Reviews

Using the lab’s Reviews

How we review

The Reporters’ Lab aims to produce reviews that are consistent, independent, fair and, above all, useful for a reporter with little time or patience for technical details. We use full versions of products against a curated set of documents and tests so you can compare apples to apples and figure out what’s worth the money, how hard it will be to learn, and how long it might take. Whenever we can, we contact companies to address specific product critiques and include their responses when they’re useful to users. We don’t let companies read the reviews in full or approve or reject content.

There’s not a lot of consumer-grade software out there targeted specifically at reporters. Although there are plenty of technological solutions to common newsroom problems, they’re spread across dozens of different programs often meant for entirely different users.

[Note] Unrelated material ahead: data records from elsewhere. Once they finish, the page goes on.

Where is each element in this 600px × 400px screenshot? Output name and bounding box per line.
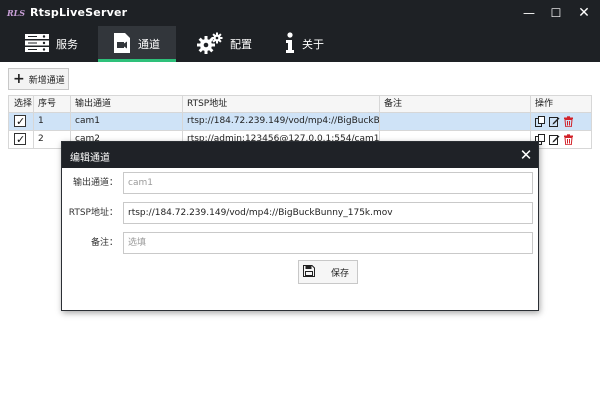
- nav-item-services[interactable]: 服务: [18, 26, 98, 62]
- edit-icon[interactable]: [549, 134, 560, 145]
- col-header-note: 备注: [380, 96, 531, 112]
- nav-item-about[interactable]: 关于: [278, 26, 348, 62]
- delete-icon[interactable]: [563, 116, 574, 128]
- plus-icon: +: [13, 71, 25, 87]
- table-header-row: 选择 序号 输出通道 RTSP地址 备注 操作: [8, 95, 592, 113]
- col-header-select: 选择: [8, 96, 34, 112]
- dialog-close-button[interactable]: ✕: [516, 145, 536, 165]
- save-icon: [303, 264, 315, 280]
- nav-label-services: 服务: [56, 38, 78, 51]
- app-logo: RLS: [6, 8, 26, 18]
- row-select-cell: [8, 113, 34, 130]
- output-channel-input[interactable]: [123, 172, 533, 194]
- nav-label-config: 配置: [230, 38, 252, 51]
- col-header-actions: 操作: [531, 96, 592, 112]
- add-channel-label: 新增通道: [28, 75, 65, 86]
- output-channel-label: 输出通道：: [72, 178, 118, 188]
- close-window-button[interactable]: ✕: [573, 3, 595, 23]
- nav-item-config[interactable]: 配置: [190, 26, 270, 62]
- row-actions: [531, 113, 592, 130]
- row-checkbox[interactable]: [14, 131, 26, 148]
- delete-icon[interactable]: [563, 134, 574, 146]
- row-output: cam1: [71, 113, 183, 130]
- window-title: RtspLiveServer: [30, 6, 128, 19]
- edit-channel-dialog: 编辑通道 ✕ 输出通道： RTSP地址： 备注： 保存: [61, 141, 539, 311]
- maximize-button[interactable]: ☐: [545, 3, 567, 23]
- edit-icon[interactable]: [549, 116, 560, 127]
- note-label: 备注：: [90, 238, 118, 248]
- rtsp-url-input[interactable]: [123, 202, 533, 224]
- row-note: [380, 113, 531, 130]
- row-number: 1: [34, 113, 71, 130]
- col-header-number: 序号: [34, 96, 71, 112]
- rtsp-url-label: RTSP地址：: [68, 208, 118, 218]
- title-bar: RLS RtspLiveServer — ☐ ✕: [0, 0, 600, 26]
- nav-label-about: 关于: [302, 38, 324, 51]
- nav-label-channels: 通道: [138, 38, 160, 51]
- server-icon: [24, 33, 50, 56]
- nav-item-channels[interactable]: 通道: [98, 26, 176, 62]
- info-icon: [284, 31, 296, 57]
- dialog-title: 编辑通道: [70, 153, 110, 164]
- row-actions: [531, 131, 592, 148]
- row-rtsp-url: rtsp://184.72.239.149/vod/mp4://BigBuckB…: [183, 113, 380, 130]
- note-input[interactable]: [123, 232, 533, 254]
- video-camera-icon: [112, 32, 132, 57]
- table-row[interactable]: 1 cam1 rtsp://184.72.239.149/vod/mp4://B…: [8, 113, 592, 131]
- minimize-button[interactable]: —: [518, 3, 540, 23]
- col-header-output: 输出通道: [71, 96, 183, 112]
- save-label: 保存: [331, 268, 350, 279]
- dialog-header: 编辑通道 ✕: [62, 142, 538, 168]
- col-header-rtsp-url: RTSP地址: [183, 96, 380, 112]
- main-nav: 服务 通道 配置 关于: [0, 26, 600, 62]
- copy-icon[interactable]: [535, 116, 546, 127]
- add-channel-button[interactable]: + 新增通道: [8, 68, 69, 90]
- gears-icon: [196, 31, 224, 58]
- save-button[interactable]: 保存: [298, 260, 358, 284]
- row-checkbox[interactable]: [14, 113, 26, 130]
- row-select-cell: [8, 131, 34, 148]
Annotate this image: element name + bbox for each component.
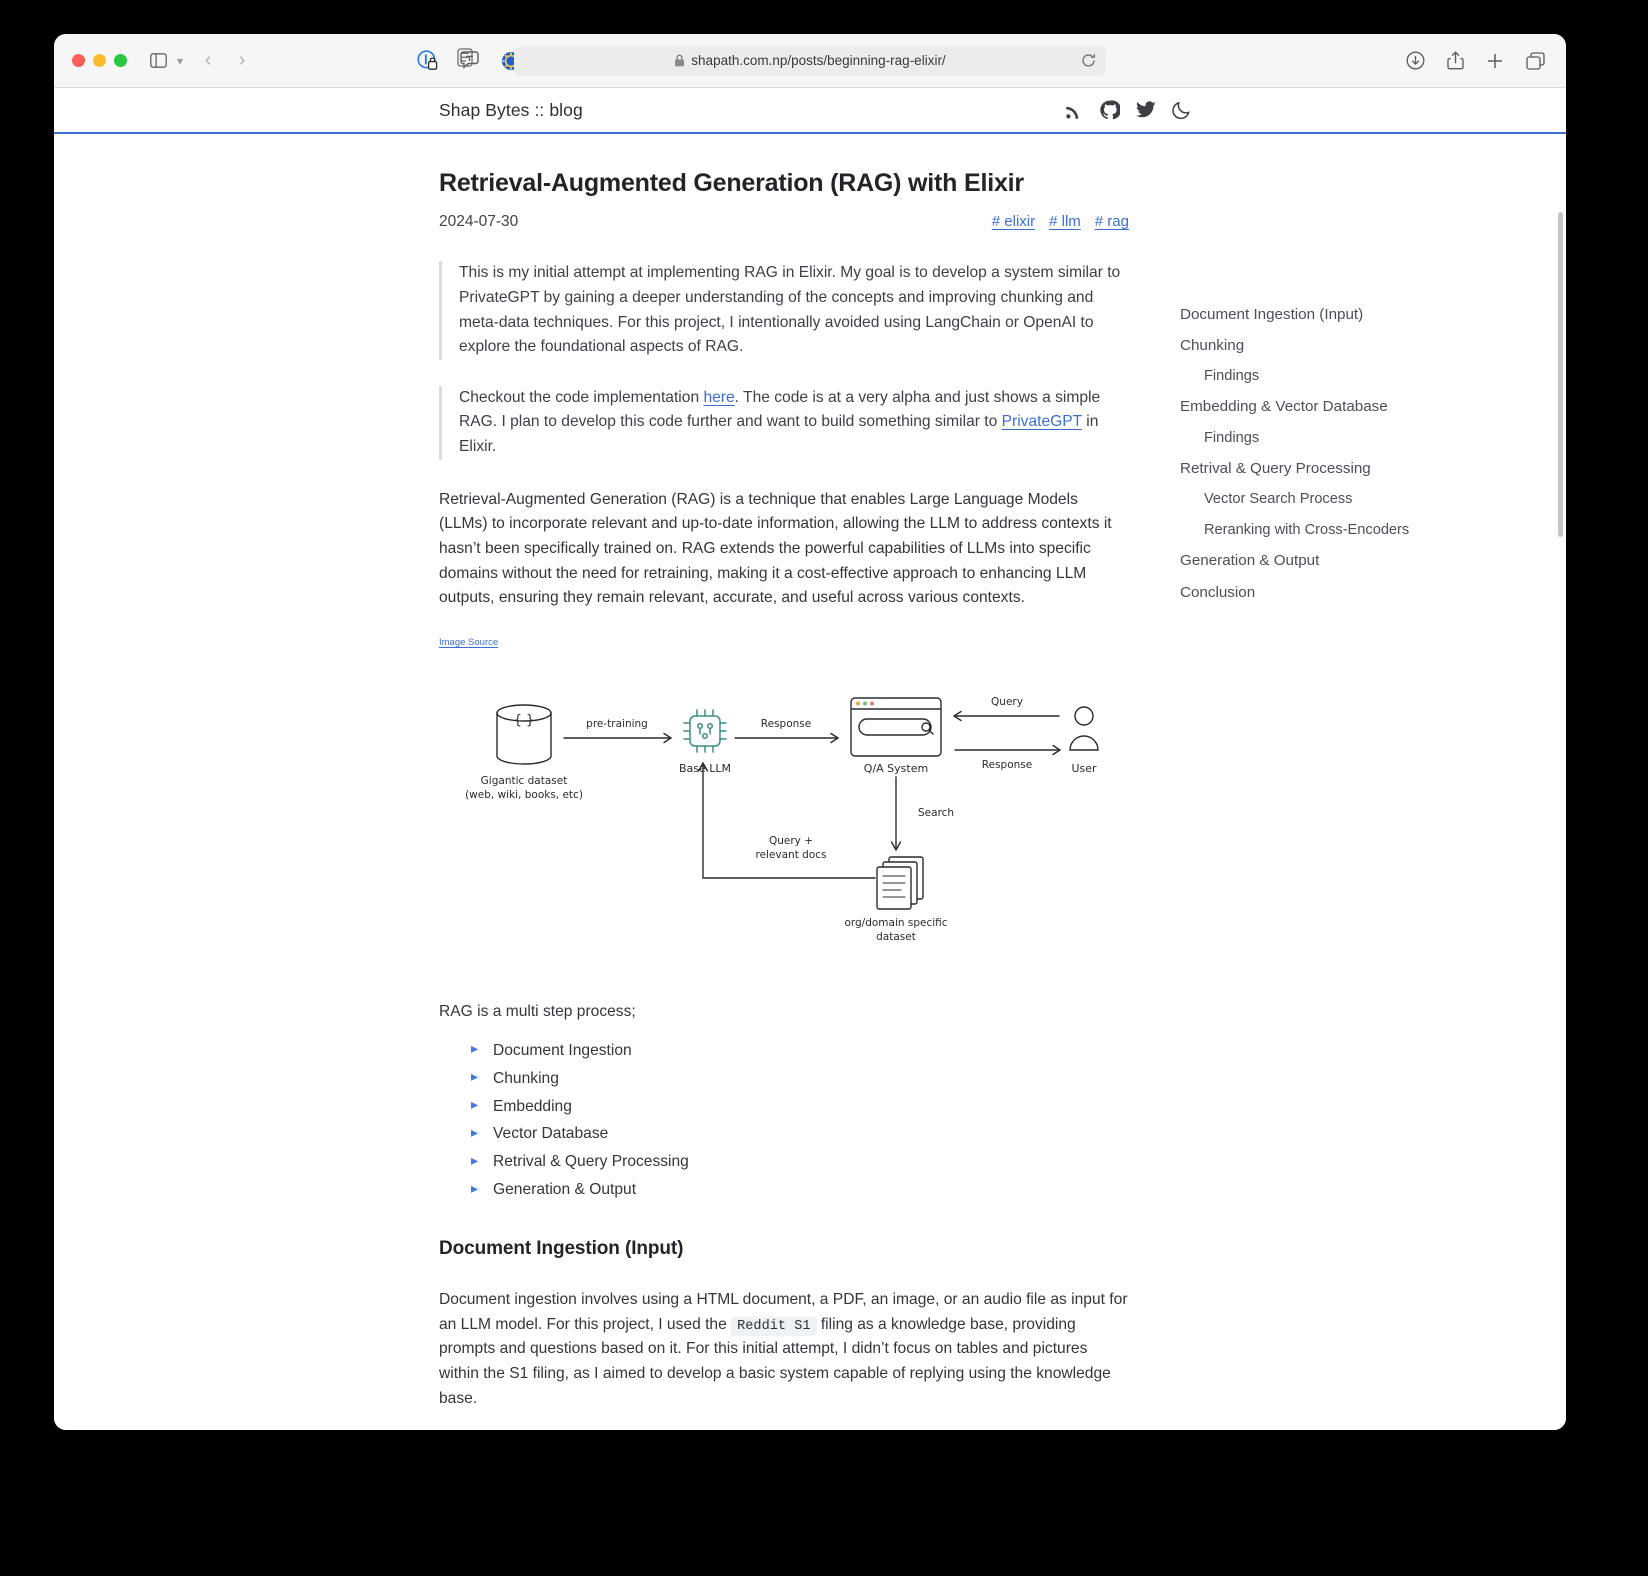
intro-blockquote-1-text: This is my initial attempt at implementi… [459, 264, 1120, 355]
toc-item-retrival-query-processing[interactable]: Retrival & Query Processing [1180, 454, 1470, 485]
maximize-window-button[interactable] [114, 54, 127, 67]
svg-text:relevant docs: relevant docs [755, 849, 826, 861]
svg-text:org/domain specific: org/domain specific [844, 917, 947, 929]
svg-text:User: User [1071, 762, 1097, 775]
tag-llm[interactable]: # llm [1049, 213, 1081, 230]
toc-item-reranking-cross-encoders[interactable]: Reranking with Cross-Encoders [1180, 515, 1470, 546]
intro-blockquote-1: This is my initial attempt at implementi… [439, 261, 1129, 360]
intro-blockquote-2: Checkout the code implementation here. T… [439, 386, 1129, 460]
here-link[interactable]: here [703, 389, 734, 406]
page-scroll-area[interactable]: Retrieval-Augmented Generation (RAG) wit… [54, 134, 1566, 1430]
table-of-contents: Document Ingestion (Input) Chunking Find… [1180, 299, 1470, 608]
svg-text:Query +: Query + [769, 835, 813, 847]
page-scrollbar-thumb[interactable] [1558, 212, 1563, 537]
list-item: Vector Database [471, 1120, 1129, 1148]
section-heading-document-ingestion: Document Ingestion (Input) [439, 1238, 1129, 1260]
toc-item-document-ingestion[interactable]: Document Ingestion (Input) [1180, 299, 1470, 330]
window-controls[interactable] [72, 54, 127, 67]
tag-rag[interactable]: # rag [1095, 213, 1129, 230]
document-ingestion-paragraph: Document ingestion involves using a HTML… [439, 1288, 1129, 1411]
image-source-link[interactable]: Image Source [439, 637, 498, 648]
toc-item-vector-search-process[interactable]: Vector Search Process [1180, 485, 1470, 516]
toc-item-findings-embedding[interactable]: Findings [1180, 423, 1470, 454]
forward-arrow-icon[interactable]: › [227, 49, 257, 72]
svg-text:Base LLM: Base LLM [679, 762, 731, 775]
multistep-paragraph: RAG is a multi step process; [439, 1000, 1129, 1025]
moon-icon[interactable] [1172, 101, 1191, 120]
svg-text:{ }: { } [514, 713, 535, 728]
address-bar[interactable]: shapath.com.np/posts/beginning-rag-elixi… [514, 46, 1106, 76]
article-content: Retrieval-Augmented Generation (RAG) wit… [439, 168, 1129, 1430]
list-item: Document Ingestion [471, 1036, 1129, 1064]
site-header: Shap Bytes :: blog [54, 88, 1566, 134]
rss-icon[interactable] [1065, 101, 1084, 120]
new-tab-icon[interactable] [1482, 48, 1508, 74]
toolbar-right-actions [1402, 48, 1548, 74]
svg-text:pre-training: pre-training [586, 718, 648, 730]
svg-text:Gigantic dataset: Gigantic dataset [481, 775, 568, 787]
post-date: 2024-07-30 [439, 213, 518, 231]
minimize-window-button[interactable] [93, 54, 106, 67]
back-arrow-icon[interactable]: ‹ [193, 49, 223, 72]
list-item: Retrival & Query Processing [471, 1148, 1129, 1176]
privacy-report-icon[interactable] [414, 48, 440, 74]
svg-text:(web, wiki, books, etc): (web, wiki, books, etc) [465, 789, 583, 801]
rag-diagram-figure: { } Gigantic dataset (web, wiki, books, … [439, 672, 1129, 972]
svg-text:Q/A System: Q/A System [864, 762, 928, 775]
reload-icon[interactable] [1081, 53, 1096, 68]
svg-text:Response: Response [761, 718, 811, 730]
url-text: shapath.com.np/posts/beginning-rag-elixi… [691, 53, 945, 68]
sidebar-chevron-down-icon[interactable]: ▾ [177, 54, 183, 68]
svg-text:Response: Response [982, 759, 1032, 771]
browser-toolbar: ▾ ‹ › [54, 34, 1566, 88]
social-links [1065, 100, 1191, 120]
list-item: Chunking [471, 1064, 1129, 1092]
download-icon[interactable] [1402, 48, 1428, 74]
rag-diagram-svg: { } Gigantic dataset (web, wiki, books, … [439, 672, 1129, 972]
github-icon[interactable] [1100, 100, 1120, 120]
site-title[interactable]: Shap Bytes :: blog [439, 100, 583, 121]
toc-item-chunking[interactable]: Chunking [1180, 330, 1470, 361]
svg-text:Query: Query [991, 696, 1023, 708]
sidebar-toggle-icon[interactable] [145, 48, 171, 74]
quote2-pre-text: Checkout the code implementation [459, 389, 703, 406]
tag-elixir[interactable]: # elixir [992, 213, 1035, 230]
toc-item-conclusion[interactable]: Conclusion [1180, 577, 1470, 608]
post-meta: 2024-07-30 # elixir # llm # rag [439, 213, 1129, 231]
tab-overview-icon[interactable] [1522, 48, 1548, 74]
tag-list: # elixir # llm # rag [992, 213, 1129, 230]
list-item: Generation & Output [471, 1176, 1129, 1204]
list-item: Embedding [471, 1092, 1129, 1120]
share-icon[interactable] [1442, 48, 1468, 74]
page-title: Retrieval-Augmented Generation (RAG) wit… [439, 168, 1129, 199]
reader-view-icon[interactable] [452, 45, 478, 71]
toc-item-findings-chunking[interactable]: Findings [1180, 361, 1470, 392]
browser-window: ▾ ‹ › [54, 34, 1566, 1430]
intro-paragraph: Retrieval-Augmented Generation (RAG) is … [439, 488, 1129, 611]
svg-text:dataset: dataset [876, 931, 916, 943]
lock-icon [674, 54, 685, 67]
privategpt-link[interactable]: PrivateGPT [1002, 413, 1082, 430]
toc-item-embedding-vector-database[interactable]: Embedding & Vector Database [1180, 392, 1470, 423]
close-window-button[interactable] [72, 54, 85, 67]
svg-text:Search: Search [918, 807, 954, 819]
toc-item-generation-output[interactable]: Generation & Output [1180, 546, 1470, 577]
twitter-icon[interactable] [1136, 101, 1156, 119]
rag-steps-list: Document Ingestion Chunking Embedding Ve… [439, 1036, 1129, 1204]
inline-code-reddit-s1: Reddit S1 [731, 1317, 816, 1336]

Some are costly. Others are more trouble than they’re worth. And if you’re a reporter juggling assignments and under constant deadline pressure, chances are you don’t have the time or the energy to sort it all out on your own.

That’s where the Reporters’ Lab Reviews come in.

We created this review system specifically to test, rate and make sense of tools that can help journalists find stories in public records and data. It’s designed to point reporters in the right direction quickly so they can decide what they need to make their jobs easier and get back to work faster.

The Tool Finder

If you’re looking to get in and out, use our Tool Finder to narrow down what you’re looking for. Reviews are organized by type, and by selecting one you can get an overview of what we’ve tested so far, sorted by rating.

From the tool list, you can get the basics of the software, the price and a quick-hit version of our overall review. If that’s all you need, just click “Get it” to navigate directly to the product website.

But if you’re looking for more justification, check out our full review for a breakdown of what we found in our testing. You’ll find even more ratings, based on aspects like documentation, usability and community.

At the bottom of the review, you’ll also find detailed results for every test our team ran on the software using our curated sets of sample documents contributed from actual reporting projects. These test results are useful if you’ve got a very specific problem to solve — or if you’re looking for additional documentation to convince your news directors and editors to shell out cash for the software you need.

We’ve even got a tutorial section to help reduce the learning curve for you.

Hopefully you’ll find our reviews helpful, but if you have any suggestions for improvements, products to test or anything else we can do to make it more useful, shoot me an email and let me know. You can also weigh in on the reviews in the comments.

Over time, we’ll add more products, test results and reviews — all in an effort to fulfill our overall mission of evaluating what product solutions are out there.

That’s the best way we know how to find the holes in existing reporting technology — and take steps to fill them.